Das Amtsgericht Nordenham hat einen 33-jährigen Mann aus Wilhelmshaven am Montag wegen fahrlässiger Tötung und vorsätzlicher Gefährdung des Straßenverkehrs zu einer Freiheitsstrafe von einem Jahr und sechs Monaten ohne Bewährung verurteilt. Außerdem wird sein Führerschein für zwei Jahre gesperrt.
Die Richterin sah es als erwiesen an, dass sich der Angeklagte am 15. Mai vergangenen Jahres ans Steuer seines Golfs gesetzt hat, obwohl er stark alkoholisiert war. Mit überhöhter Geschwindigkeit kam er dann auf der Oldenburger Straße von der Fahrbahn ab und stieß auf dem angrenzenden Radweg mit einer 67-jährigen Pedelec-Fahrerin aus Nordenham zusammen. Die Frau erlag noch am Unfallort ihren schweren Verletzungen.
So hoch war der Blutalkoholwert des Angeklagten
Der Atemalkoholwert des damals 32-Jährigen lag kurz nach dem Unfall bei 3,18 Promille. Der juristisch letztendlich relevante Blutalkoholwert betrug 2,48 Promille. „Jeder normale Mensch wäre nicht mehr in der Lage gewesen, vernünftig mit der Welt umzugehen“, so der Braker Rechtsanwalt Hans-Dieter Beck, der in Nebenklage einen Angehörigen der Verstorbenen vertrat.

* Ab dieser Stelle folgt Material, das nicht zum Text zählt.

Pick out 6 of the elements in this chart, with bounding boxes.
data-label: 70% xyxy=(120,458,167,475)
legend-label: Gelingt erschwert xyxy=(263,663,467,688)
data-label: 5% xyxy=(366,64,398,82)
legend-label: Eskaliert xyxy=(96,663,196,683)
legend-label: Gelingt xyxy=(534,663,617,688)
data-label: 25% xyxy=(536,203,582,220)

Nicht so der Angeklagte: Ein Polizist, der damals an der Unfallaufnahme beteiligt war, sagte am Montag vor Gericht aus, dass der Angeklagte nach dem tragischen Vorfall, der sich gegen 13.30 Uhr ereignete, noch relativ „klar und orientiert“ gewesen sei. „Man konnte ihn noch verstehen. Er hat nicht stark gelallt“, sagte der Beamte aus.

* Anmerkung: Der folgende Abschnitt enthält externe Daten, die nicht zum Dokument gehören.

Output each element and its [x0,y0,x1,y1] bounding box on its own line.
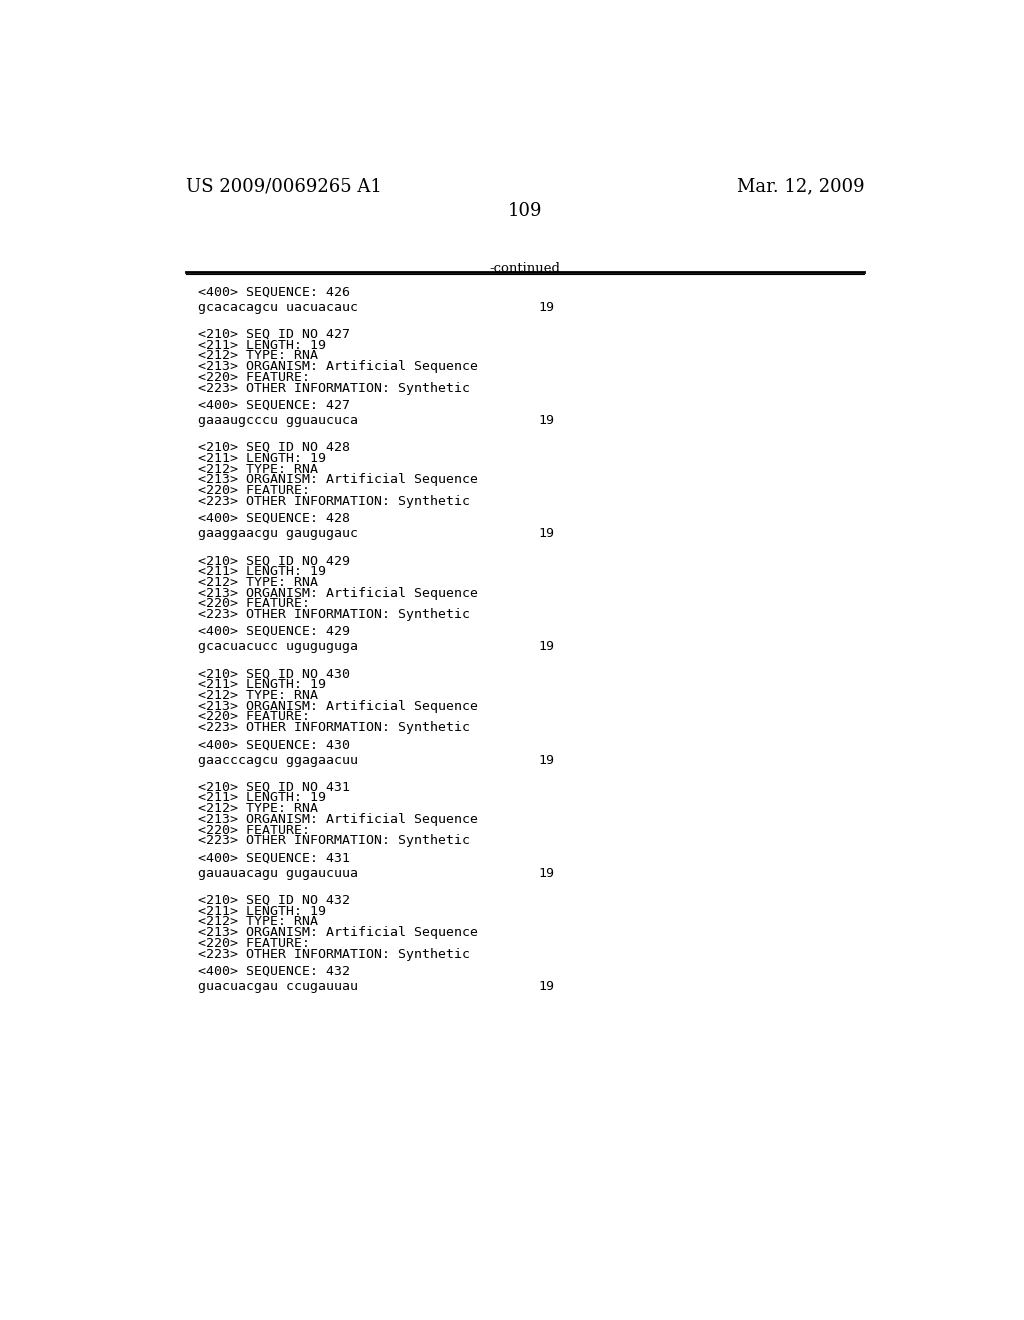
Text: <211> LENGTH: 19: <211> LENGTH: 19 [198,339,326,351]
Text: <220> FEATURE:: <220> FEATURE: [198,598,309,610]
Text: Mar. 12, 2009: Mar. 12, 2009 [736,178,864,195]
Text: <212> TYPE: RNA: <212> TYPE: RNA [198,462,317,475]
Text: 19: 19 [539,640,555,653]
Text: <213> ORGANISM: Artificial Sequence: <213> ORGANISM: Artificial Sequence [198,586,478,599]
Text: <220> FEATURE:: <220> FEATURE: [198,824,309,837]
Text: <210> SEQ ID NO 431: <210> SEQ ID NO 431 [198,780,350,793]
Text: 19: 19 [539,867,555,880]
Text: <400> SEQUENCE: 430: <400> SEQUENCE: 430 [198,738,350,751]
Text: <210> SEQ ID NO 432: <210> SEQ ID NO 432 [198,894,350,907]
Text: guacuacgau ccugauuau: guacuacgau ccugauuau [198,979,357,993]
Text: <211> LENGTH: 19: <211> LENGTH: 19 [198,904,326,917]
Text: <223> OTHER INFORMATION: Synthetic: <223> OTHER INFORMATION: Synthetic [198,721,470,734]
Text: <400> SEQUENCE: 432: <400> SEQUENCE: 432 [198,965,350,978]
Text: gaacccagcu ggagaacuu: gaacccagcu ggagaacuu [198,754,357,767]
Text: <223> OTHER INFORMATION: Synthetic: <223> OTHER INFORMATION: Synthetic [198,948,470,961]
Text: gaaaugcccu gguaucuca: gaaaugcccu gguaucuca [198,414,357,428]
Text: 19: 19 [539,301,555,314]
Text: <211> LENGTH: 19: <211> LENGTH: 19 [198,451,326,465]
Text: <211> LENGTH: 19: <211> LENGTH: 19 [198,678,326,692]
Text: <223> OTHER INFORMATION: Synthetic: <223> OTHER INFORMATION: Synthetic [198,609,470,622]
Text: 19: 19 [539,754,555,767]
Text: <211> LENGTH: 19: <211> LENGTH: 19 [198,792,326,804]
Text: <212> TYPE: RNA: <212> TYPE: RNA [198,576,317,589]
Text: <210> SEQ ID NO 430: <210> SEQ ID NO 430 [198,668,350,680]
Text: <213> ORGANISM: Artificial Sequence: <213> ORGANISM: Artificial Sequence [198,700,478,713]
Text: <210> SEQ ID NO 429: <210> SEQ ID NO 429 [198,554,350,568]
Text: <210> SEQ ID NO 428: <210> SEQ ID NO 428 [198,441,350,454]
Text: <223> OTHER INFORMATION: Synthetic: <223> OTHER INFORMATION: Synthetic [198,381,470,395]
Text: <212> TYPE: RNA: <212> TYPE: RNA [198,350,317,363]
Text: <212> TYPE: RNA: <212> TYPE: RNA [198,689,317,702]
Text: <210> SEQ ID NO 427: <210> SEQ ID NO 427 [198,327,350,341]
Text: 19: 19 [539,527,555,540]
Text: -continued: -continued [489,261,560,275]
Text: <223> OTHER INFORMATION: Synthetic: <223> OTHER INFORMATION: Synthetic [198,495,470,508]
Text: <212> TYPE: RNA: <212> TYPE: RNA [198,915,317,928]
Text: <212> TYPE: RNA: <212> TYPE: RNA [198,803,317,816]
Text: gcacacagcu uacuacauc: gcacacagcu uacuacauc [198,301,357,314]
Text: 19: 19 [539,414,555,428]
Text: <220> FEATURE:: <220> FEATURE: [198,937,309,950]
Text: 19: 19 [539,979,555,993]
Text: <220> FEATURE:: <220> FEATURE: [198,710,309,723]
Text: <223> OTHER INFORMATION: Synthetic: <223> OTHER INFORMATION: Synthetic [198,834,470,847]
Text: US 2009/0069265 A1: US 2009/0069265 A1 [186,178,382,195]
Text: <400> SEQUENCE: 427: <400> SEQUENCE: 427 [198,399,350,412]
Text: gauauacagu gugaucuua: gauauacagu gugaucuua [198,867,357,880]
Text: <213> ORGANISM: Artificial Sequence: <213> ORGANISM: Artificial Sequence [198,360,478,374]
Text: <213> ORGANISM: Artificial Sequence: <213> ORGANISM: Artificial Sequence [198,813,478,826]
Text: <400> SEQUENCE: 428: <400> SEQUENCE: 428 [198,512,350,525]
Text: <220> FEATURE:: <220> FEATURE: [198,484,309,498]
Text: <220> FEATURE:: <220> FEATURE: [198,371,309,384]
Text: gaaggaacgu gaugugauc: gaaggaacgu gaugugauc [198,527,357,540]
Text: 109: 109 [508,202,542,220]
Text: <213> ORGANISM: Artificial Sequence: <213> ORGANISM: Artificial Sequence [198,474,478,486]
Text: <213> ORGANISM: Artificial Sequence: <213> ORGANISM: Artificial Sequence [198,927,478,939]
Text: <211> LENGTH: 19: <211> LENGTH: 19 [198,565,326,578]
Text: gcacuacucc uguguguga: gcacuacucc uguguguga [198,640,357,653]
Text: <400> SEQUENCE: 431: <400> SEQUENCE: 431 [198,851,350,865]
Text: <400> SEQUENCE: 426: <400> SEQUENCE: 426 [198,285,350,298]
Text: <400> SEQUENCE: 429: <400> SEQUENCE: 429 [198,626,350,638]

„Ich bin kein Alkoholiker“
Die naheliegende Vermutung, dass der Angeklagte zumindest damals geübt darin war, viel zu trinken, bestritt dieser am Montag: „Ich bin kein Alkoholiker“, sagte der 33-Jährige, der in der Lagersteuerung bei einem großen Unternehmen tätig ist, gleich zu Beginn seiner Ausführungen.

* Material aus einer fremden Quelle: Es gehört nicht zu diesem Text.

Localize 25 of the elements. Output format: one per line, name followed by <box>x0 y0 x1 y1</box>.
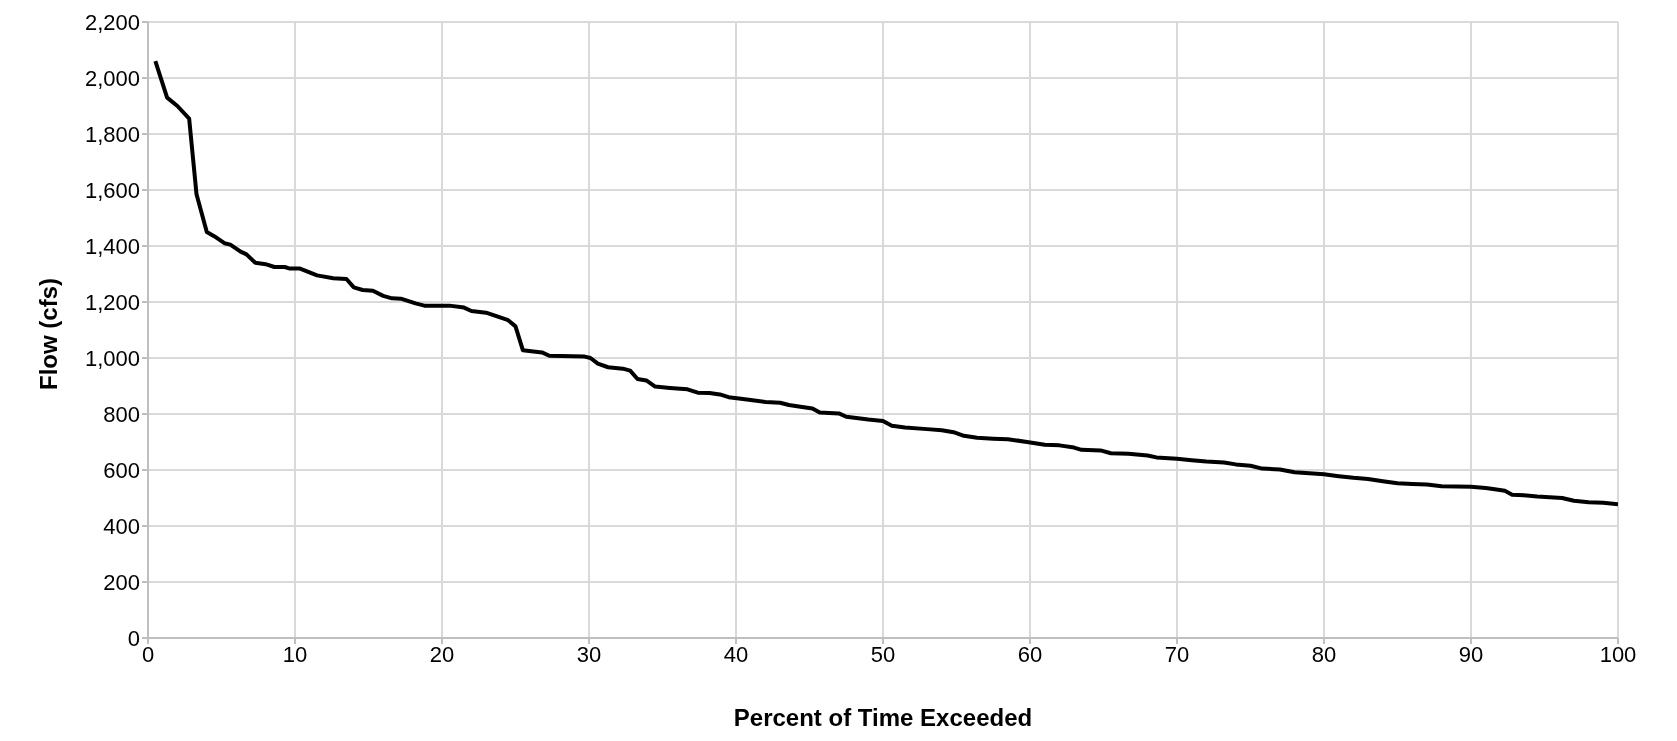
y-tick-label: 1,000 <box>84 345 140 371</box>
y-tick-label: 1,600 <box>84 177 140 203</box>
y-tick-label: 600 <box>103 457 140 483</box>
x-tick-label: 40 <box>723 641 749 667</box>
y-tick-label: 800 <box>103 401 140 427</box>
x-tick-label: 80 <box>1311 641 1337 667</box>
y-tick-label: 0 <box>127 625 140 651</box>
y-tick-label: 2,200 <box>84 9 140 35</box>
x-tick-label: 10 <box>282 641 308 667</box>
line-series <box>153 59 1618 507</box>
x-axis-title: Percent of Time Exceeded <box>733 704 1033 731</box>
x-tick-label: 60 <box>1017 641 1043 667</box>
x-tick-label: 70 <box>1164 641 1190 667</box>
x-tick-label: 30 <box>576 641 602 667</box>
y-axis-title: Flow (cfs) <box>34 278 62 390</box>
y-tick-label: 1,800 <box>84 121 140 147</box>
x-tick-label: 100 <box>1599 641 1637 667</box>
y-tick-label: 1,200 <box>84 289 140 315</box>
x-tick-label: 90 <box>1458 641 1484 667</box>
y-tick-label: 1,400 <box>84 233 140 259</box>
x-tick-label: 50 <box>870 641 896 667</box>
y-tick-label: 400 <box>103 513 140 539</box>
y-tick-label: 2,000 <box>84 65 140 91</box>
x-tick-label: 20 <box>429 641 455 667</box>
y-tick-label: 200 <box>103 569 140 595</box>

Der Wilhelmshavener berichtete, dass er am 15. Mai in den frühen Morgenstunden nach Nordenham gefahren sei, um dort einen Bekannten zu besuchen. Dieser Bekannte habe „nur harte Sachen“ da gehabt, so der 33-Jährige, er selbst habe eine Kiste Bier mitgebracht.
Wann genau der Angeklagte damals in Nordenham ankam, blieb am Montag unklar. Immer wieder erklärte der Mann, der seit dem Unfall nach eigenen Aussagen an Depressionen leidet, sich an vieles nicht mehr genau erinnern zu können.
Kumpel des Bekannten setzt 33-Jährigen nach Streit vor die Tür
Der Bekannte habe am Morgen des 15. Mai das Haus verlassen, weil er zu einem Termin musste, so der 33-Jährige. Er selbst sei vor Ort geblieben, um seinen Rausch auszuschlafen. Doch dann habe ein Kumpel seines Bekannten vorbeigeschaut. Es sei zum Streit gekommen. Dieser Kumpel habe ihn vor die Tür gesetzt, so der Wilhelmshavener.
Das, so der Angeklagte, habe ihn so sehr aufgeregt, dass er trotz seines stark alkoholisierten Zustands losgefahren sei. Er habe zurück nach Wilhelmshaven fahren wollen. An die Fahrt und seine Fahrgeschwindigkeit könne er sich nicht mehr erinnern - wohl aber an den Moment des Aufpralls.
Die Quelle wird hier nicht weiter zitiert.